Prostate Cancer UK said the fund was "on the brink" because of financial pressures, and called for government to find a better strategy for funding cancer drugs.
Owen Sharp, the charity's chief executive, said the fund had created "perverse incentives" that meant drug companies did not need to make their medicines affordable as the fund would pay for them anyway.
He added: "A long-term solution is urgently needed that delivers an overhaul of the way new cancer drugs are appraised."
However, he said it was wrong for patients to be denied drugs while a new system was sorted out.
Special fund
The National Institute for Health and Care Excellence judges which medicines can be afforded by the NHS as a whole.
It means many drugs are deemed not to be cost-effective.
In 2010, Prime Minister David Cameron set up a separate pot of money to give patients access to these expensive drugs, irrespective of cost.
The £200m-a-year Cancer Drugs Fund has been used by about 55,000 people, but is overspent.
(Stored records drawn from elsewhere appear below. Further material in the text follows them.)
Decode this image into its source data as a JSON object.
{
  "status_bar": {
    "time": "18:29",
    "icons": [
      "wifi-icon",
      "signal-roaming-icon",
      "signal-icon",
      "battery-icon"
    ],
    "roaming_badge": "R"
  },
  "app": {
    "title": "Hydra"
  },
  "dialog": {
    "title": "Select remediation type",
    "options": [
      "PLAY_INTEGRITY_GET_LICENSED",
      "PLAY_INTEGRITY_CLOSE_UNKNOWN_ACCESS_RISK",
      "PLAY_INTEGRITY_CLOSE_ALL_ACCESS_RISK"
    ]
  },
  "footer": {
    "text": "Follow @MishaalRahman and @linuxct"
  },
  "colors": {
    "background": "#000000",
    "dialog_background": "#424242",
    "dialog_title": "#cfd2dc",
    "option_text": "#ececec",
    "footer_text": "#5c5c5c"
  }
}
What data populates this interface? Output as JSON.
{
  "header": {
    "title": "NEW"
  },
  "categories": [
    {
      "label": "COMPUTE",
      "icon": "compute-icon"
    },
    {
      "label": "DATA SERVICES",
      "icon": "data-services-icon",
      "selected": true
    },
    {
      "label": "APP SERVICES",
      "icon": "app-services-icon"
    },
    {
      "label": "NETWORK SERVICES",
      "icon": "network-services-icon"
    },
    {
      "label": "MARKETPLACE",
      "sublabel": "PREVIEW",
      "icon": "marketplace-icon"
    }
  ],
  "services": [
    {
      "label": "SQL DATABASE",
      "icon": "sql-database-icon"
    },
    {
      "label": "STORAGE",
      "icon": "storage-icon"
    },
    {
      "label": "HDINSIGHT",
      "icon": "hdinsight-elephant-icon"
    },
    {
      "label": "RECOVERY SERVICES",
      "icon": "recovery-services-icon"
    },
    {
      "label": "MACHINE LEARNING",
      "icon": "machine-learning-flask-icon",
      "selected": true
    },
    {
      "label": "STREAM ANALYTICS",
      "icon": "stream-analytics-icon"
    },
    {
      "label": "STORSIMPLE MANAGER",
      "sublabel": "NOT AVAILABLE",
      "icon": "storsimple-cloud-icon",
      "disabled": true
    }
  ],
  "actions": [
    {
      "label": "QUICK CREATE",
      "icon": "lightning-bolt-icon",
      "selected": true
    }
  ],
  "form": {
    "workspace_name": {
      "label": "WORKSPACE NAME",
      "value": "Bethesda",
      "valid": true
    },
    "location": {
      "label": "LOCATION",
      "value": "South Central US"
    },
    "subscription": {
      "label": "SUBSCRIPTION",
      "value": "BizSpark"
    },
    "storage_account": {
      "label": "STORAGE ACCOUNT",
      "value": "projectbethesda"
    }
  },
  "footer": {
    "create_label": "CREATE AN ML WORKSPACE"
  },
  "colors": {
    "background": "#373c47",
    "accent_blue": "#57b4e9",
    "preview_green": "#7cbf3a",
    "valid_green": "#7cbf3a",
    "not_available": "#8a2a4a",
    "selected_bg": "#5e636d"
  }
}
It ran up a deficit of £30m last year.
Its budget is being expanded to £280m a year, but NHS England says further changes are needed in order to make the fund sustainable.
Prof Peter Clark, the chairman of the Cancer Drugs Fund and an oncologist, said: "The Fund has delivered major benefits to many patients, but if this is to continue we have to act now.
"We have got to make sure that the Cancer Drugs Fund delivers drugs, which offer good clinical benefit at reasonable prices so the Cancer Drugs Fund can treat the largest number of patients."
Restrictions
NHS England has introduced financial restrictions, external on the drugs that will be paid for through the fund.
It said: "The changes to the Cancer Drugs Fund process include re-evaluation of a number of drugs on the list... which will include, for the first time, an assessment of a drug's cost alongside its clinical benefits."
Forty-two of the drugs currently funded, around half the total, will be assessed in December.
However, no patient will be taken off their current medication as part of the shift in policy.
Prof Peter Johnson, the chief clinician at Cancer Research UK, said: "The current system has become inflexible and simply relies on more and more cash to shore up a process which isn't sustainable.
"In the long run we still need a robust way of assessing new treatments to determine what the NHS can fund, so that cancer patients get the best, evidence-based treatments for their condition."